C’est marrant de voir comment la vision que le grand public a de Jackass a évolué avec le temps. C’est-à-dire que maintenant, il me semble qu’une grande tendresse existe envers ces gars. C’est évidemment parce que les ados qui les mataient sont aujourd’hui la majorité non-silencieuse, tandis que la génération du dessus, ceux qui les voyaient comme les suppôts les plus débiles de Satan, se fait moins entendre.
Mais j’ai aussi l’impression qu’avec le temps, on a fini par trouver une forme de substance à leurs conneries, ou en tout cas un sens, même si ce sens s’est trouvé au bout d’une réflexion nostalgique.
Maintenant, on voit dans Jackass l’exultation d’une jeunesse qui étouffait dans l’Amérique corpo et prospère pré-11 Septembre. Une jeunesse qui pour éviter de mourir d’ennui dans ses banlieues, alors que l’Amérique semblait avoir atteint un pic dont elle ne s'élèverait pas plus qu’elle n’en retomberait, semblait vouloir vivre sa grande révolution sous la forme d’une violence tournée vers elle-même, son propre corps. Comme l’application désespérée d’un instinct profond qui veut goûter l’existence à travers sa mise en danger. Un peu de violence, de folie et de primalité avant un avenir passé à se morfondre dans un bureau déprimant, le tout dans un esprit clanique.
Je sais, c’est débile de vouloir intellectualiser un truc justement très débile, mais il y a forcément une raison pour le succès énorme, générationnel de Jackass et le fait que ça ait émergé à une époque qui a aussi vu sortir Fight Club, Office Space, Matrix…
Le fait qu’on ait maintenant cette tendresse envers Jackass, cette conscience qu’ils nous ont permis de faire sortir quelques instincts primaires sans nous mettre nous-même en danger, ados qu’on était, comme un exutoire qu’on reconnaît et dont on est reconnaissant, fait flotter autour de ce nouvel opus un autre parfum que celui des prouts.

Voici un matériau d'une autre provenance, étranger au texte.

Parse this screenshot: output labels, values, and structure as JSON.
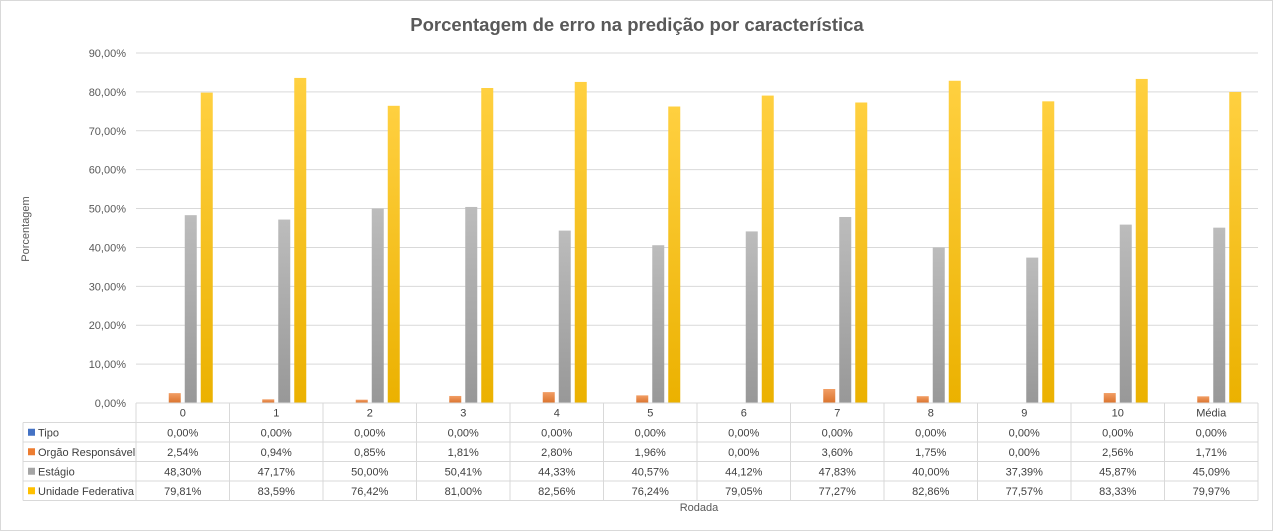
{
  "chart_data": {
    "type": "bar",
    "title": "Porcentagem de erro na predição por característica",
    "xlabel": "Rodada",
    "ylabel": "Porcentagem",
    "ylim": [
      0,
      90
    ],
    "ytick_step": 10,
    "ytick_labels": [
      "0,00%",
      "10,00%",
      "20,00%",
      "30,00%",
      "40,00%",
      "50,00%",
      "60,00%",
      "70,00%",
      "80,00%",
      "90,00%"
    ],
    "grid": true,
    "legend": "data-table-left",
    "categories": [
      "0",
      "1",
      "2",
      "3",
      "4",
      "5",
      "6",
      "7",
      "8",
      "9",
      "10",
      "Média"
    ],
    "series": [
      {
        "name": "Tipo",
        "color": "#4472c4",
        "values": [
          0,
          0,
          0,
          0,
          0,
          0,
          0,
          0,
          0,
          0,
          0,
          0
        ],
        "labels": [
          "0,00%",
          "0,00%",
          "0,00%",
          "0,00%",
          "0,00%",
          "0,00%",
          "0,00%",
          "0,00%",
          "0,00%",
          "0,00%",
          "0,00%",
          "0,00%"
        ]
      },
      {
        "name": "Orgão Responsável",
        "color": "#ed7d31",
        "values": [
          2.54,
          0.94,
          0.85,
          1.81,
          2.8,
          1.96,
          0.0,
          3.6,
          1.75,
          0.0,
          2.56,
          1.71
        ],
        "labels": [
          "2,54%",
          "0,94%",
          "0,85%",
          "1,81%",
          "2,80%",
          "1,96%",
          "0,00%",
          "3,60%",
          "1,75%",
          "0,00%",
          "2,56%",
          "1,71%"
        ]
      },
      {
        "name": "Estágio",
        "color": "#a5a5a5",
        "values": [
          48.3,
          47.17,
          50.0,
          50.41,
          44.33,
          40.57,
          44.12,
          47.83,
          40.0,
          37.39,
          45.87,
          45.09
        ],
        "labels": [
          "48,30%",
          "47,17%",
          "50,00%",
          "50,41%",
          "44,33%",
          "40,57%",
          "44,12%",
          "47,83%",
          "40,00%",
          "37,39%",
          "45,87%",
          "45,09%"
        ]
      },
      {
        "name": "Unidade Federativa",
        "color": "#ffc000",
        "values": [
          79.81,
          83.59,
          76.42,
          81.0,
          82.56,
          76.24,
          79.05,
          77.27,
          82.86,
          77.57,
          83.33,
          79.97
        ],
        "labels": [
          "79,81%",
          "83,59%",
          "76,42%",
          "81,00%",
          "82,56%",
          "76,24%",
          "79,05%",
          "77,27%",
          "82,86%",
          "77,57%",
          "83,33%",
          "79,97%"
        ]
      }
    ]
  }
}
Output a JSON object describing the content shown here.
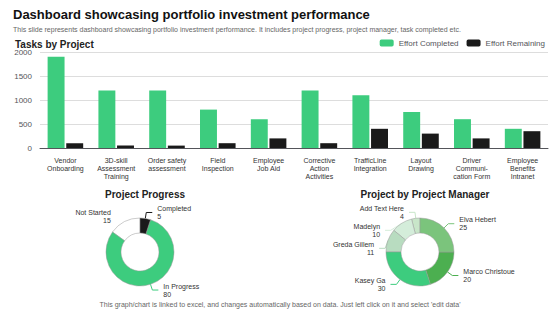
{
  "title": "Dashboard showcasing portfolio investment performance",
  "subtitle": "This slide represents dashboard showcasing portfolio investment performance. It includes project progress, project manager, task completed etc.",
  "annotations": [
    "This graph/chart is linked to excel, and changes automatically based on data. Just left click on it and select 'edit data'"
  ],
  "chart_data": [
    {
      "type": "pie",
      "title": "Project Progress",
      "categories": [
        "Not Started",
        "In Progress",
        "Completed"
      ],
      "values": [
        15,
        80,
        5
      ],
      "colors": [
        "#ffffff",
        "#3dcc7e",
        "#1a1a1a"
      ],
      "data_labels": true
    },
    {
      "type": "bar",
      "title": "Tasks by Project",
      "categories": [
        "Vendor\nOnboarding",
        "3D-skill\nAssessment\nTraining",
        "Order safety\nassessment",
        "Field\nInspection",
        "Employee\nJob Aid",
        "Corrective\nAction\nActivities",
        "TrafficLine\nIntegration",
        "Layout\nDrawing",
        "Driver\nCommuni-\ncation Form",
        "Employee\nBenefits\nIntranet"
      ],
      "series": [
        {
          "name": "Effort Completed",
          "color": "#3dcc7e",
          "values": [
            1900,
            1200,
            1200,
            800,
            600,
            1200,
            1100,
            750,
            600,
            400
          ]
        },
        {
          "name": "Effort Remaining",
          "color": "#1a1a1a",
          "values": [
            100,
            50,
            50,
            100,
            200,
            100,
            400,
            300,
            200,
            350
          ]
        }
      ],
      "ylim": [
        0,
        2000
      ],
      "yticks": [
        0,
        500,
        1000,
        1500,
        2000
      ],
      "grid": true,
      "legend": "upper right"
    },
    {
      "type": "pie",
      "title": "Project by Project Manager",
      "categories": [
        "Add Text Here",
        "Madelyn",
        "Greda Gillem",
        "Kasey Ga",
        "Marco Christoue",
        "Elva Hebert"
      ],
      "values": [
        4,
        10,
        11,
        30,
        20,
        25
      ],
      "colors": [
        "#c8e6c9",
        "#d4edda",
        "#b8dcc0",
        "#3dcc7e",
        "#4caf50",
        "#7bc47c"
      ],
      "data_labels": true
    }
  ]
}
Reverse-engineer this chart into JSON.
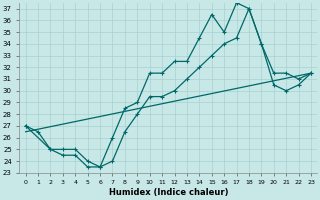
{
  "xlabel": "Humidex (Indice chaleur)",
  "xlim": [
    -0.5,
    23.5
  ],
  "ylim": [
    23,
    37.5
  ],
  "yticks": [
    23,
    24,
    25,
    26,
    27,
    28,
    29,
    30,
    31,
    32,
    33,
    34,
    35,
    36,
    37
  ],
  "xticks": [
    0,
    1,
    2,
    3,
    4,
    5,
    6,
    7,
    8,
    9,
    10,
    11,
    12,
    13,
    14,
    15,
    16,
    17,
    18,
    19,
    20,
    21,
    22,
    23
  ],
  "line_color": "#006868",
  "bg_color": "#c8e8e8",
  "grid_color": "#a8d0d0",
  "line1_x": [
    0,
    2,
    3,
    4,
    5,
    6,
    7,
    8,
    9,
    10,
    11,
    12,
    13,
    14,
    15,
    16,
    17,
    18,
    19,
    20,
    21,
    22,
    23
  ],
  "line1_y": [
    27,
    25,
    25,
    25,
    24,
    23.5,
    24,
    26.5,
    28,
    29.5,
    29.5,
    30,
    31,
    32,
    33,
    34,
    34.5,
    37,
    34,
    30.5,
    30,
    30.5,
    31.5
  ],
  "line2_x": [
    0,
    1,
    2,
    3,
    4,
    5,
    6,
    7,
    8,
    9,
    10,
    11,
    12,
    13,
    14,
    15,
    16,
    17,
    18,
    19,
    20,
    21,
    22,
    23
  ],
  "line2_y": [
    27,
    26.5,
    25,
    24.5,
    24.5,
    23.5,
    23.5,
    26,
    28.5,
    29,
    31.5,
    31.5,
    32.5,
    32.5,
    34.5,
    36.5,
    35,
    37.5,
    37,
    34,
    31.5,
    31.5,
    31,
    31.5
  ],
  "line3_x": [
    0,
    23
  ],
  "line3_y": [
    26.5,
    31.5
  ]
}
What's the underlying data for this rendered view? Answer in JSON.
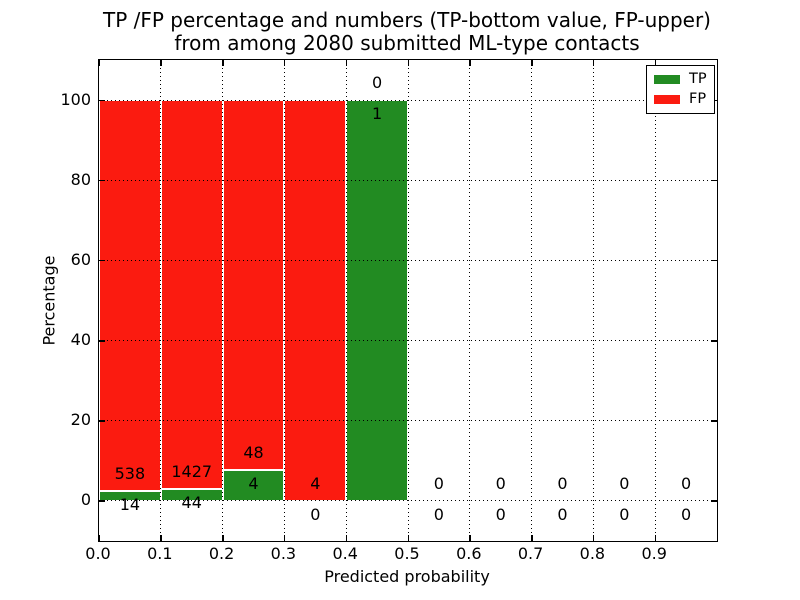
{
  "figure": {
    "title_line1": "TP /FP percentage and numbers (TP-bottom value, FP-upper)",
    "title_line2": "from among 2080 submitted ML-type contacts"
  },
  "chart_data": {
    "type": "bar",
    "subtype": "stacked-percentage-histogram",
    "title": "TP /FP percentage and numbers (TP-bottom value, FP-upper)\nfrom among 2080 submitted ML-type contacts",
    "xlabel": "Predicted probability",
    "ylabel": "Percentage",
    "xlim": [
      0.0,
      1.0
    ],
    "ylim": [
      -10,
      110
    ],
    "x_tick_values": [
      0.0,
      0.1,
      0.2,
      0.3,
      0.4,
      0.5,
      0.6,
      0.7,
      0.8,
      0.9
    ],
    "x_tick_labels": [
      "0.0",
      "0.1",
      "0.2",
      "0.3",
      "0.4",
      "0.5",
      "0.6",
      "0.7",
      "0.8",
      "0.9"
    ],
    "y_tick_values": [
      0,
      20,
      40,
      60,
      80,
      100
    ],
    "y_tick_labels": [
      "0",
      "20",
      "40",
      "60",
      "80",
      "100"
    ],
    "grid": "dotted",
    "total_submitted": 2080,
    "annotation_rule": "FP count shown above TP/FP boundary, TP count shown below it",
    "legend": {
      "position": "upper-right",
      "entries": [
        {
          "label": "TP",
          "color": "#228b22"
        },
        {
          "label": "FP",
          "color": "#fb1b10"
        }
      ]
    },
    "bins": [
      {
        "x_start": 0.0,
        "x_end": 0.1,
        "tp_count": 14,
        "fp_count": 538,
        "tp_pct": 2.5,
        "fp_pct": 97.5
      },
      {
        "x_start": 0.1,
        "x_end": 0.2,
        "tp_count": 44,
        "fp_count": 1427,
        "tp_pct": 3.0,
        "fp_pct": 97.0
      },
      {
        "x_start": 0.2,
        "x_end": 0.3,
        "tp_count": 4,
        "fp_count": 48,
        "tp_pct": 7.7,
        "fp_pct": 92.3
      },
      {
        "x_start": 0.3,
        "x_end": 0.4,
        "tp_count": 0,
        "fp_count": 4,
        "tp_pct": 0.0,
        "fp_pct": 100.0
      },
      {
        "x_start": 0.4,
        "x_end": 0.5,
        "tp_count": 1,
        "fp_count": 0,
        "tp_pct": 100.0,
        "fp_pct": 0.0
      },
      {
        "x_start": 0.5,
        "x_end": 0.6,
        "tp_count": 0,
        "fp_count": 0,
        "tp_pct": 0.0,
        "fp_pct": 0.0
      },
      {
        "x_start": 0.6,
        "x_end": 0.7,
        "tp_count": 0,
        "fp_count": 0,
        "tp_pct": 0.0,
        "fp_pct": 0.0
      },
      {
        "x_start": 0.7,
        "x_end": 0.8,
        "tp_count": 0,
        "fp_count": 0,
        "tp_pct": 0.0,
        "fp_pct": 0.0
      },
      {
        "x_start": 0.8,
        "x_end": 0.9,
        "tp_count": 0,
        "fp_count": 0,
        "tp_pct": 0.0,
        "fp_pct": 0.0
      },
      {
        "x_start": 0.9,
        "x_end": 1.0,
        "tp_count": 0,
        "fp_count": 0,
        "tp_pct": 0.0,
        "fp_pct": 0.0
      }
    ],
    "colors": {
      "tp": "#228b22",
      "fp": "#fb1b10",
      "grid": "#000000",
      "bar_edge": "#ffffff",
      "background": "#ffffff",
      "text": "#000000"
    }
  }
}
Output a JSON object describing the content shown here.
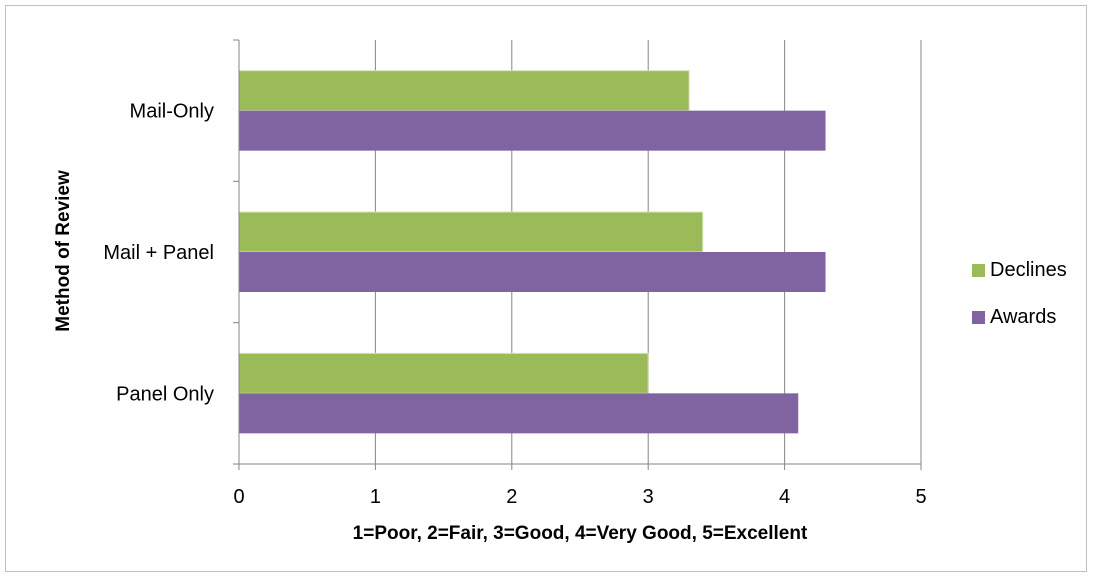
{
  "chart_data": {
    "type": "bar",
    "orientation": "horizontal",
    "categories": [
      "Mail-Only",
      "Mail + Panel",
      "Panel Only"
    ],
    "series": [
      {
        "name": "Declines",
        "values": [
          3.3,
          3.4,
          3.0
        ]
      },
      {
        "name": "Awards",
        "values": [
          4.3,
          4.3,
          4.1
        ]
      }
    ],
    "xlabel": "1=Poor, 2=Fair, 3=Good, 4=Very Good, 5=Excellent",
    "ylabel": "Method of Review",
    "xlim": [
      0,
      5
    ],
    "xticks": [
      "0",
      "1",
      "2",
      "3",
      "4",
      "5"
    ],
    "grid": "vertical",
    "legend_position": "right",
    "colors": {
      "Declines": "#9bbb59",
      "Awards": "#8064a2"
    }
  }
}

C'est celui de la nostalgie. Mais une nostalgie qui n’est pas savamment déployée, instrumentalisée pour vendre des tickets, comme d'autres "legacy-sequel". En effet, ici, ils font ce qu’ils ont toujours fait, sans vraiment d'autres commentaires. Non, c’est simplement la nostalgie ressentie en voyant qu’ils ont vieilli, que leur corps ne peut pas aller aussi loin qu’avant, que des têtes ont disparu, que les nouveaux disent avoir regardé Jackass quand ils étaient ados… C'est la nostalgie ressentie face au temps qui a passé, pas au fait qu'il réémerge dans le présent.
Mais en même temps, il y a le plaisir de voir qu’ils sont toujours droits dans leur botte quand à la débilité totale de leurs performances. Ils n’en dévient pas pour justement y réfléchir ou y ajouter du pathos. Cette pureté dans la connerie, avec l’effet cumulatif des années, ça devient assez beau, mais surtout ça reste toujours drôle.
Après je dis tout ça, et sur l’ensemble c’est ce qu’on retient, mais on c’est vrai que plusieurs cascades consistent à reproduire certaines des films précédents. Donc non seulement il y a un peu moins d’originalité, mais ce serait aussi faux de dire qu’ils ignorent complètement leur passé et leur “héritage”. Il y a donc quelques clins d'oeil, mais autrement c'est vraiment le générique qui cède à la dimension nostalgique de l'affaire, c'est donc vraiment réservé à la fin de la fin.
Mais bref, les légères touches rétro/répétitives sont emportées par l’affection qu’on a pour ces crétins, leur plaisir manifeste d’être là, réunis et vivants, et l’esprit de camaraderie qui n’existe que dans le fait de faire de grosses conneries ensemble.
C’est l’une des versions les plus réussies d’un exercice que de nombreux films tentent de faire aujourd’hui : mettre notre passé en bouteille. C’est parce que le film n’a pas à le faire à travers l'invocation de figures et de symboles qu’on pourra reconnaître, puisque le projet Jackass est fondamentalement nourri d’une énergie qui a appartenu et qui existe dans notre jeunesse. Ils ont juste à faire de la merde et la nostalgie, sincère et honnête parce que très simple, est là. Et quand on en a fini d’essayer de confronter la mort pour se familiariser avec le concept, c’est bien aussi de se rappeler qu’à une époque, certains nous ont aidé à le faire.